I came across an interesting discussion on Twitter last night about tunnels, bridges, elevated walkways, and Toronto’s elaborate (mostly) underground shopping complex known as the PATH. It’s the largest of its kind in the world.
Here’s the thing: the idea of pulling people off the street and into an underground shopping mall, runs counter to what many urbanists believe is the optimal outcome.
Below is a footnote I found in a 2006 research paper by Pierre Bélanger called, Underground landscape: The urbanism and infrastructure of Toronto’s downtown pedestrian network.
“The reluctance of urban designers and academics to engage the dynamics of the underground is stunning.
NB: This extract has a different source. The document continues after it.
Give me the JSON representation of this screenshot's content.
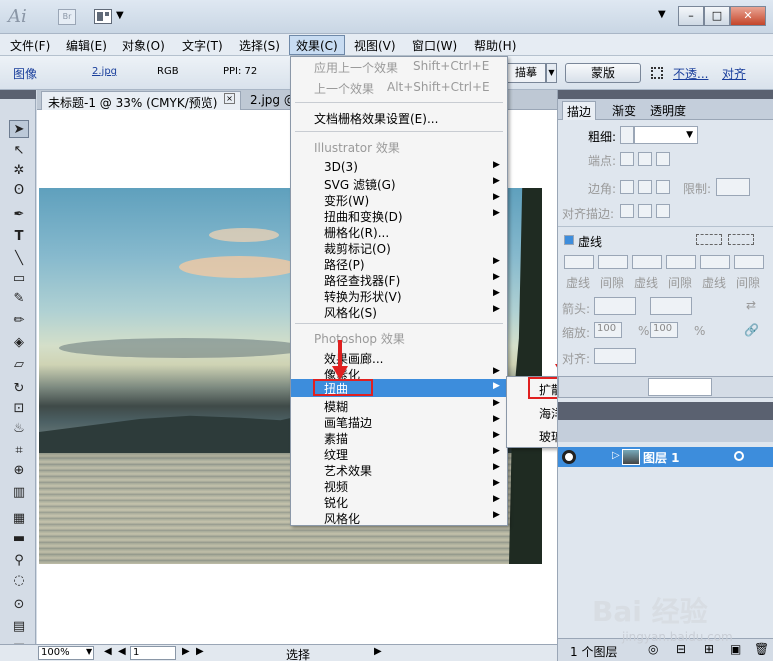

For almost 50 years, urban designers, landscape architects and planners have longed for car-free pedestrian environments that are safe, secure and accessible. From a planning perspective, the Toronto underground may be the ultimate form of attrition of the automobile on the urban landscape: there are no parking lots, no asphalt, and no congestion. With its mass-transit accessibility, it is an ideal pedestrian network. This reluctance may in part be attributable to a prevailing attitude that privately-controlled underground shopping is undesirable, at best dismissible. As self-contained environments, they are perceived as lying outside the so-called public domain and that they kill off street life. As a more legitimate form of collective space, street-level activity located within municipal right-of-ways therefore receives much more advocacy.”
Of course, there is truth to the notion that activity gets concentrated below grade. When people visit Toronto’s Financial District for the first time, they’ll often ask: Where is the retail? And then you have to explain that it’s all underground and that we live like mole people from 9-5.
But despite this reluctance on the part of urbanists, people do seem to like it. When you’re marketing a building in the CBD, being PATH-connected is a feature, not a bug. I always joke that in the summer, I hate the PATH. But in the winter, I love it.
There’s also a feeling of hyper-connectivity during business hours in the PATH – particularly at lunch. You have everyone leaving their desks, descending from their towers, and mixing all about in a dense pedestrian-only network. It’s unusual not to run into someone you know.
So love it or hate it, perhaps we should appreciate it for what it is: thriving city life.